Asteroid Collision: NASA Pushing For Near-Earth Object Detection Satellite
NASA has made it its goal to find the location of 90 percent of large near-Earth objects (NEOs), including possible asteroids on a collision course with our planet, but the process is slow-going and expected to end way past its original 2020 deadline.
On Dec. 19, NASA authorities talked about the need for what has been dubbed the Near Earth Object Camera (NEOCam), their proposed space-based telescope, during the meeting of a National Academies of Sciences, Engineering, and Medicine committee on NEO observations, according to Physics Today.
But even with the NEOCam, NASA won't be able to make the deadline established in the 2005 NASA authorization act, which stipulated that the space agency would find the location of 90 percent of near-Earth objects such as asteroids that are 140 meters or larger in size. The projected date for this has been tentatively moved to 2034, but NASA could take even later in accomplishing this.
If NASA were to use only ground-based telescopes, NASA chief scientist Jim Green told the committee that it would take 30 years or more to be able to locate 90 percent of the near-Earth objects, basing on the current rate of discovery. Only around 500 large objects are being detected annually. Of the 25,000 NEOs larger than 140 meters believed to exist, NASA and its affiliated agencies have detected only one-third of this number over the last 20 years.
The yearly rate could increase when the wide-field Large Synoptic Survey Telescope in Chile comes on line around 2023, but this won't be able to contribute in the detection enough to fulfill the 90 percent requirement by the early 2030s.
As of late, NASA has sought advice from the committee regarding techniques that could be used to determine the sizes of asteroids. Green also asked them to evaluate pluses and minuses of IR and visible-light observations of asteroids.
UCLA astronomer and principal investigator on NASA’s Wide-Field Infrared Survey Explorer (WISE) Edward Wright recommended the IR for asteroid-detection as most of these objects are apparently too dark to be observed in the visible spectrum. The WISE spacecraft had already fulfilled its original mission and was reactivated in 2013 as NEOWISE in order to prove that IR could be used to detect near-Earth objects. NASA’s planetary defense officer Lindley Johnson, however, said that this spacecraft won't last another six months.

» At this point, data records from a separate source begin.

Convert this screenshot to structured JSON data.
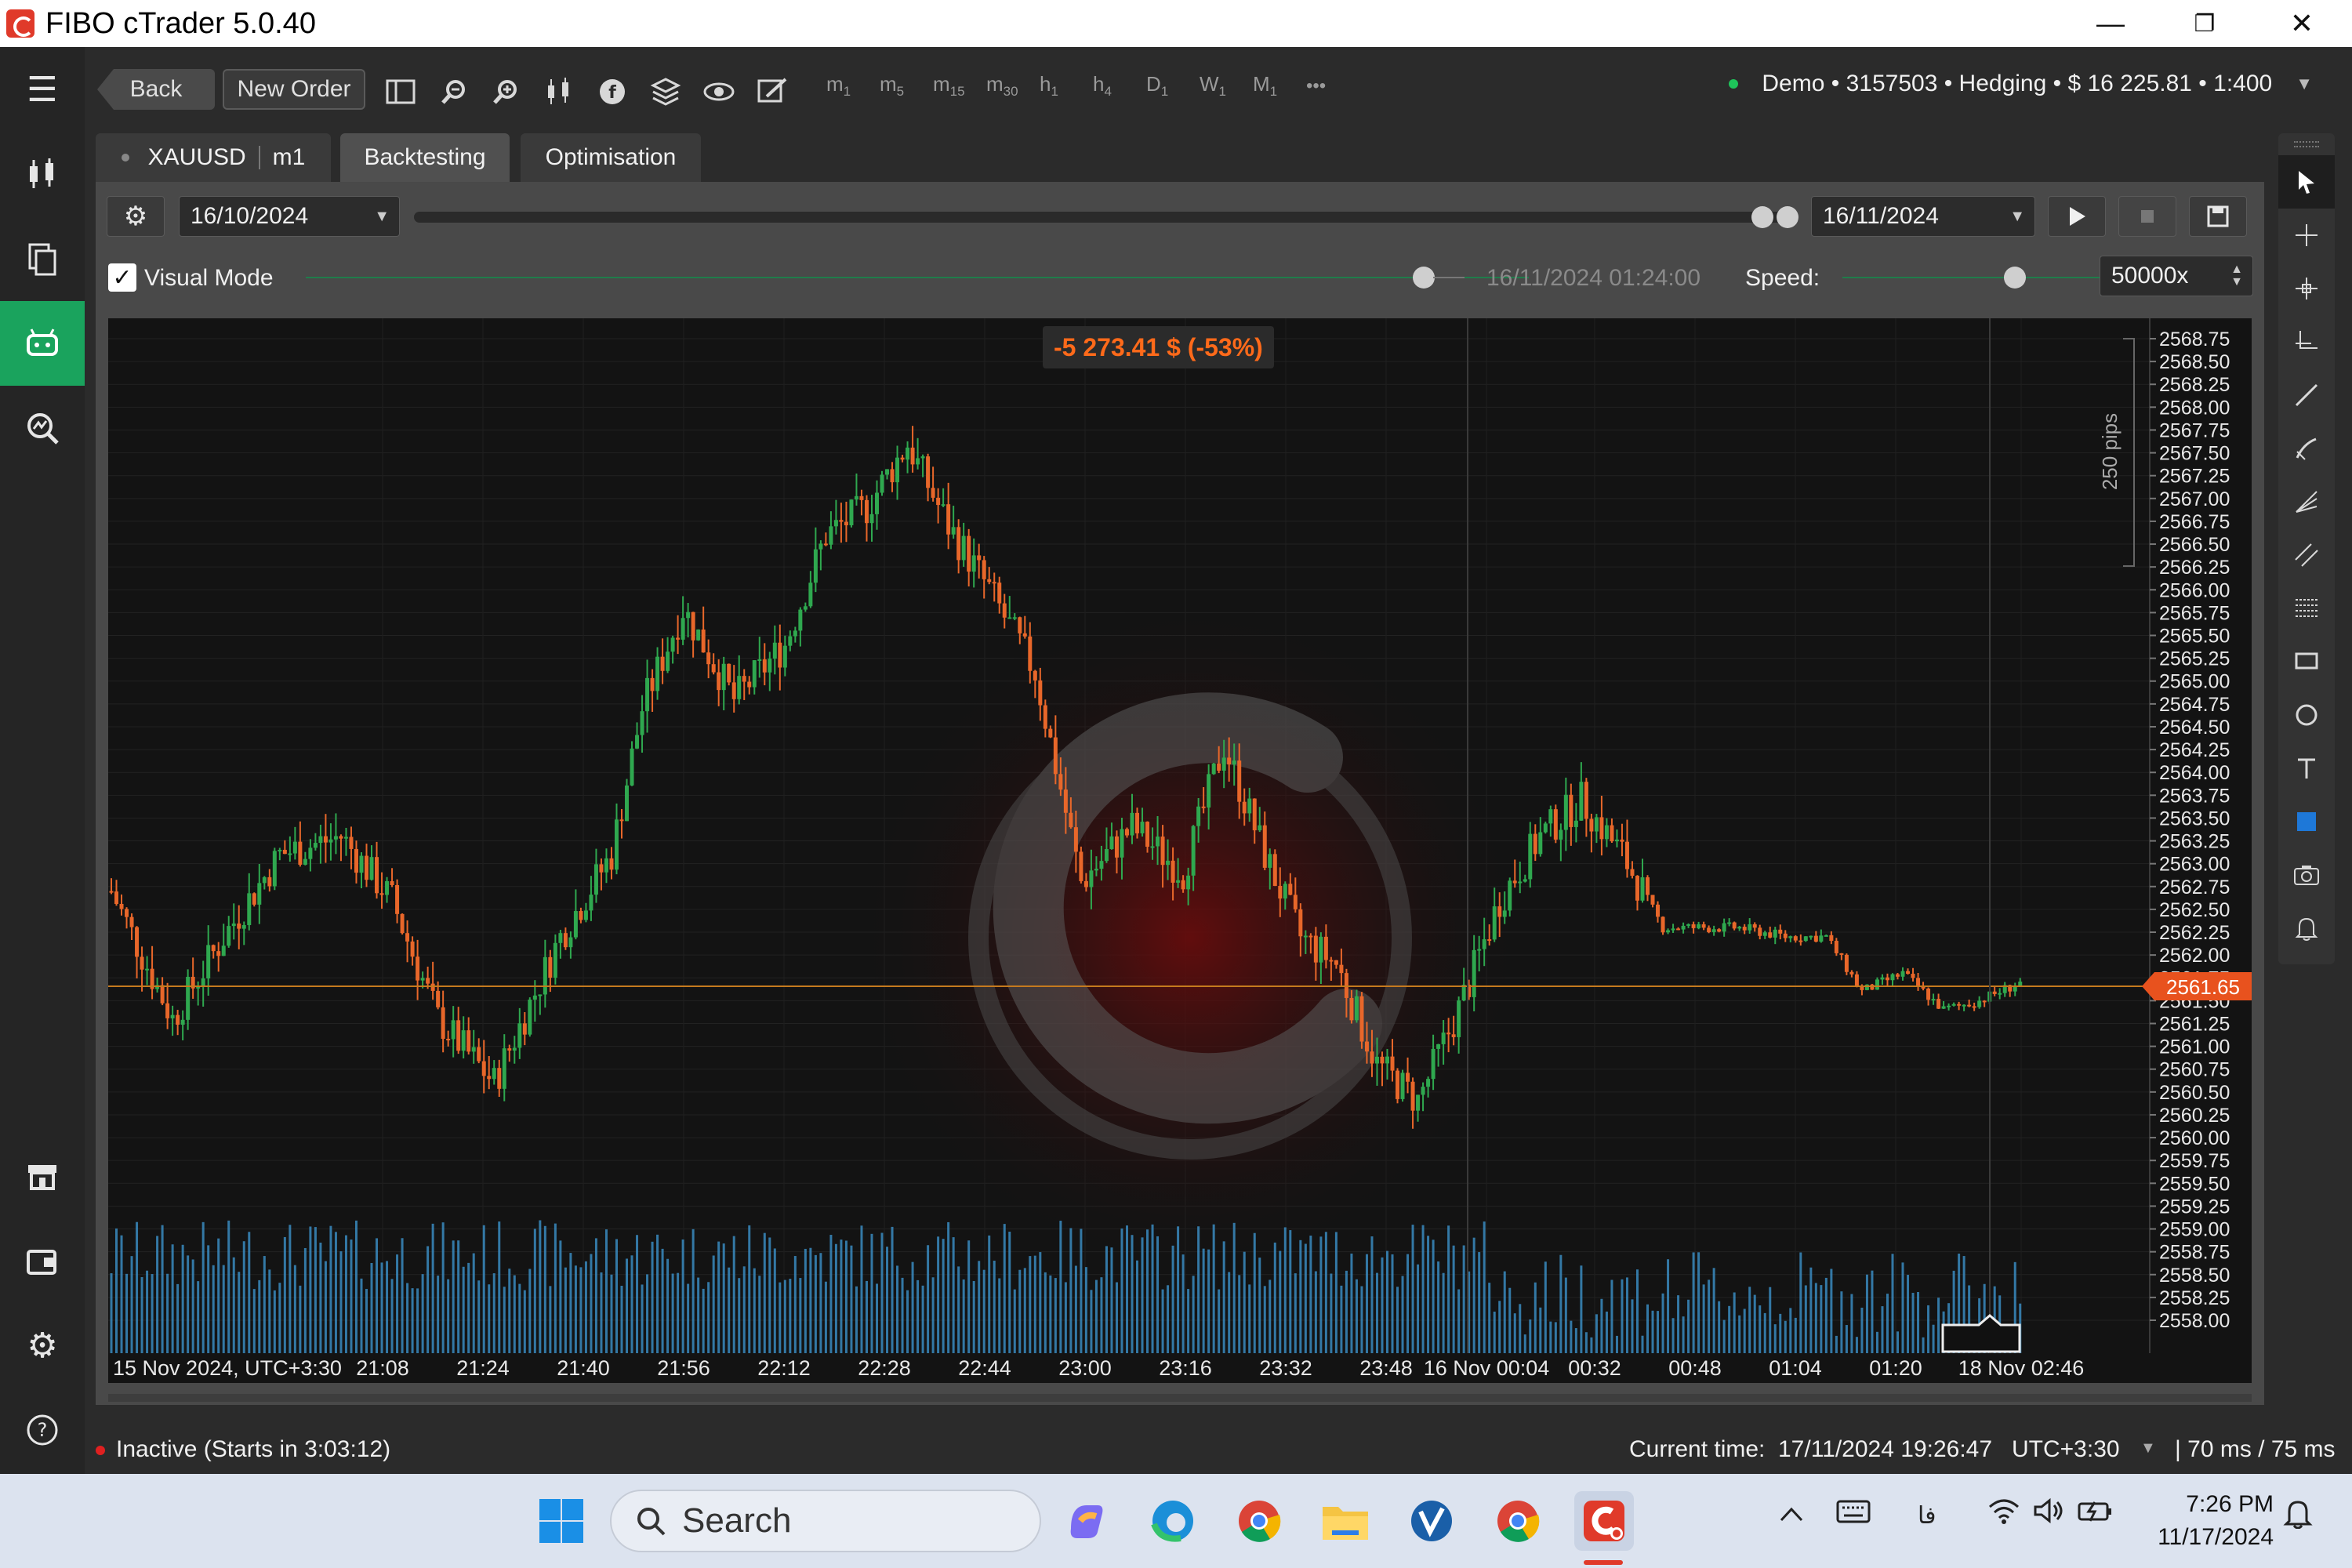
{
  "window": {
    "title": "FIBO cTrader 5.0.40",
    "minimize": "—",
    "maximize": "❐",
    "close": "✕"
  },
  "toolbar": {
    "back_label": "Back",
    "new_order_label": "New Order",
    "timeframes": [
      {
        "main": "m",
        "sub": "1"
      },
      {
        "main": "m",
        "sub": "5"
      },
      {
        "main": "m",
        "sub": "15"
      },
      {
        "main": "m",
        "sub": "30"
      },
      {
        "main": "h",
        "sub": "1"
      },
      {
        "main": "h",
        "sub": "4"
      },
      {
        "main": "D",
        "sub": "1"
      },
      {
        "main": "W",
        "sub": "1"
      },
      {
        "main": "M",
        "sub": "1"
      }
    ],
    "more": "•••",
    "account": "Demo • 3157503 • Hedging • $ 16 225.81 • 1:400",
    "account_arrow": "▼"
  },
  "tabs": {
    "symbol": "XAUUSD",
    "timeframe": "m1",
    "backtesting": "Backtesting",
    "optimisation": "Optimisation"
  },
  "backtest": {
    "start_date": "16/10/2024",
    "end_date": "16/11/2024",
    "visual_mode_label": "Visual Mode",
    "visual_mode_checked": true,
    "current_bar_time": "16/11/2024 01:24:00",
    "speed_label": "Speed:",
    "speed_value": "50000x"
  },
  "chart": {
    "pnl": "-5 273.41 $ (-53%)",
    "pips_label": "250 pips",
    "current_price": "2561.65",
    "colors": {
      "up": "#2fa84f",
      "down": "#e8672a",
      "volume": "#3a8bbf",
      "price_tag": "#e8521e"
    }
  },
  "chart_data": {
    "type": "candlestick",
    "symbol": "XAUUSD",
    "timeframe": "m1",
    "y_ticks": [
      "2568.75",
      "2568.50",
      "2568.25",
      "2568.00",
      "2567.75",
      "2567.50",
      "2567.25",
      "2567.00",
      "2566.75",
      "2566.50",
      "2566.25",
      "2566.00",
      "2565.75",
      "2565.50",
      "2565.25",
      "2565.00",
      "2564.75",
      "2564.50",
      "2564.25",
      "2564.00",
      "2563.75",
      "2563.50",
      "2563.25",
      "2563.00",
      "2562.75",
      "2562.50",
      "2562.25",
      "2562.00",
      "2561.75",
      "2561.50",
      "2561.25",
      "2561.00",
      "2560.75",
      "2560.50",
      "2560.25",
      "2560.00",
      "2559.75",
      "2559.50",
      "2559.25",
      "2559.00",
      "2558.75",
      "2558.50",
      "2558.25",
      "2558.00"
    ],
    "ylim": [
      2557.85,
      2568.95
    ],
    "x_ticks": [
      "15 Nov 2024, UTC+3:30",
      "21:08",
      "21:24",
      "21:40",
      "21:56",
      "22:12",
      "22:28",
      "22:44",
      "23:00",
      "23:16",
      "23:32",
      "23:48",
      "16 Nov 00:04",
      "00:32",
      "00:48",
      "01:04",
      "01:20",
      "18 Nov 02:46"
    ],
    "close_path": [
      [
        0,
        2562.7
      ],
      [
        12,
        2561.3
      ],
      [
        22,
        2562.2
      ],
      [
        33,
        2563.1
      ],
      [
        45,
        2563.3
      ],
      [
        55,
        2562.6
      ],
      [
        64,
        2561.3
      ],
      [
        75,
        2560.6
      ],
      [
        88,
        2562.2
      ],
      [
        98,
        2563.1
      ],
      [
        104,
        2564.7
      ],
      [
        112,
        2565.8
      ],
      [
        122,
        2564.8
      ],
      [
        132,
        2565.4
      ],
      [
        140,
        2566.6
      ],
      [
        148,
        2566.9
      ],
      [
        156,
        2567.6
      ],
      [
        164,
        2566.7
      ],
      [
        172,
        2566.0
      ],
      [
        181,
        2565.1
      ],
      [
        190,
        2562.8
      ],
      [
        200,
        2563.4
      ],
      [
        210,
        2562.9
      ],
      [
        218,
        2564.3
      ],
      [
        226,
        2563.1
      ],
      [
        233,
        2562.2
      ],
      [
        240,
        2561.9
      ],
      [
        248,
        2560.8
      ],
      [
        256,
        2560.4
      ],
      [
        264,
        2561.4
      ],
      [
        272,
        2562.6
      ],
      [
        280,
        2563.3
      ],
      [
        288,
        2563.7
      ],
      [
        296,
        2563.1
      ],
      [
        304,
        2562.3
      ],
      [
        311,
        2562.3
      ],
      [
        319,
        2562.3
      ],
      [
        328,
        2562.2
      ],
      [
        336,
        2562.2
      ],
      [
        343,
        2561.6
      ],
      [
        351,
        2561.8
      ],
      [
        359,
        2561.4
      ],
      [
        366,
        2561.5
      ],
      [
        374,
        2561.7
      ]
    ],
    "last_price": 2561.65,
    "pnl": "-5 273.41 $ (-53%)"
  },
  "right_tools": [
    "cursor-icon",
    "crosshair-icon",
    "crosshair-alt-icon",
    "quick-measure-icon",
    "trend-line-icon",
    "pen-icon",
    "fib-fan-icon",
    "parallel-channel-icon",
    "fib-retracement-icon",
    "rectangle-icon",
    "ellipse-icon",
    "text-icon",
    "color-square-icon",
    "camera-icon",
    "alert-bell-icon"
  ],
  "status": {
    "state": "Inactive (Starts in 3:03:12)",
    "current_time_label": "Current time:",
    "current_time": "17/11/2024 19:26:47",
    "tz": "UTC+3:30",
    "tz_arrow": "▼",
    "latency": "|  70 ms / 75 ms"
  },
  "taskbar": {
    "search_placeholder": "Search",
    "lang": "فا",
    "time": "7:26 PM",
    "date": "11/17/2024"
  }
}
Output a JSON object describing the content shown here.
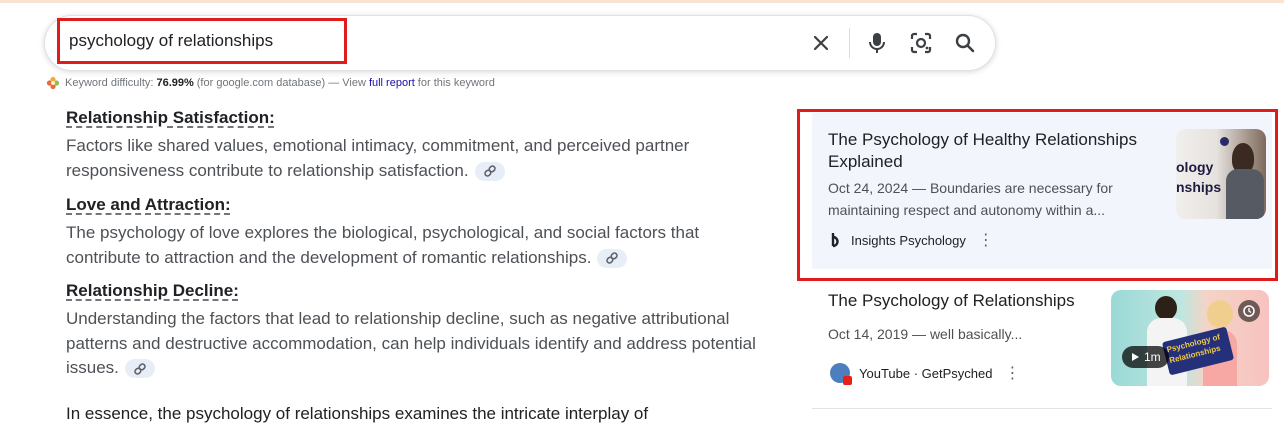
{
  "search": {
    "query": "psychology of relationships"
  },
  "keyword": {
    "label": "Keyword difficulty:",
    "value": "76.99%",
    "db_note": "(for google.com database) — View",
    "link": "full report",
    "suffix": "for this keyword"
  },
  "sections": [
    {
      "heading": "Relationship Satisfaction:",
      "body": "Factors like shared values, emotional intimacy, commitment, and perceived partner responsiveness contribute to relationship satisfaction."
    },
    {
      "heading": "Love and Attraction:",
      "body": "The psychology of love explores the biological, psychological, and social factors that contribute to attraction and the development of romantic relationships."
    },
    {
      "heading": "Relationship Decline:",
      "body": "Understanding the factors that lead to relationship decline, such as negative attributional patterns and destructive accommodation, can help individuals identify and address potential issues."
    }
  ],
  "bottom_text": "In essence, the psychology of relationships examines the intricate interplay of",
  "cards": [
    {
      "title": "The Psychology of Healthy Relationships Explained",
      "snippet": "Oct 24, 2024 — Boundaries are necessary for maintaining respect and autonomy within a...",
      "source": "Insights Psychology",
      "thumb_text_1": "ology",
      "thumb_text_2": "nships"
    },
    {
      "title": "The Psychology of Relationships",
      "snippet": "Oct 14, 2019 — well basically...",
      "source": "YouTube · GetPsyched",
      "duration": "1m",
      "thumb_text": "Psychology of Relationships"
    }
  ],
  "colors": {
    "highlight": "#e01b1b",
    "link": "#1a0dab",
    "card_bg": "#f2f5fb"
  }
}
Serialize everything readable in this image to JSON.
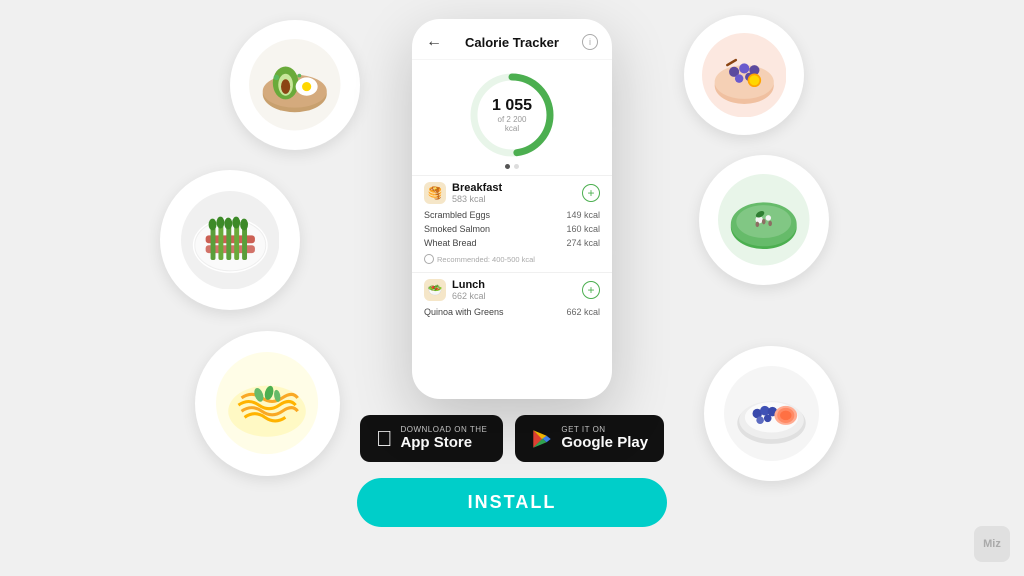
{
  "page": {
    "background_color": "#f0f0f0"
  },
  "phone": {
    "header": {
      "back_arrow": "←",
      "title": "Calorie Tracker",
      "info_icon": "i"
    },
    "calorie_ring": {
      "current": "1 055",
      "total_label": "of 2 200 kcal",
      "percentage": 47.9,
      "color": "#4CAF50",
      "track_color": "#E8F5E9"
    },
    "meals": [
      {
        "name": "Breakfast",
        "kcal": "583 kcal",
        "icon": "🥞",
        "items": [
          {
            "name": "Scrambled Eggs",
            "kcal": "149 kcal"
          },
          {
            "name": "Smoked Salmon",
            "kcal": "160 kcal"
          },
          {
            "name": "Wheat Bread",
            "kcal": "274 kcal"
          }
        ],
        "recommended": "Recommended: 400-500 kcal"
      },
      {
        "name": "Lunch",
        "kcal": "662 kcal",
        "icon": "🥗",
        "items": [
          {
            "name": "Quinoa with Greens",
            "kcal": "662 kcal"
          }
        ]
      }
    ]
  },
  "store_buttons": {
    "app_store": {
      "sub_label": "Download on the",
      "main_label": "App Store",
      "icon": "apple"
    },
    "google_play": {
      "sub_label": "GET IT ON",
      "main_label": "Google Play",
      "icon": "play"
    }
  },
  "install_button": {
    "label": "INSTALL",
    "color": "#00CEC9"
  },
  "watermark": {
    "text": "Miz"
  }
}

Led by NEOWISE principal investigator Amy Mainzer, the NEOCam spacecraft is currently about to enter the preliminary design phase. The estimated time it would take to finish designing, building and launching the probe is four years. However, the problem is that there may be no funds available to go through with this project.
With only $150 million in its planetary defense budget for 2019, NASA won't be able to fund both the NEOCam and the Double Asteroid Redirection Test (DART) mission, which also requires $150 million.
The DART mission is a planetary protection demonstration that is due for launch in 2020. It will show the effectiveness of one of three methods for deflecting asteroids on a collision course with Earth.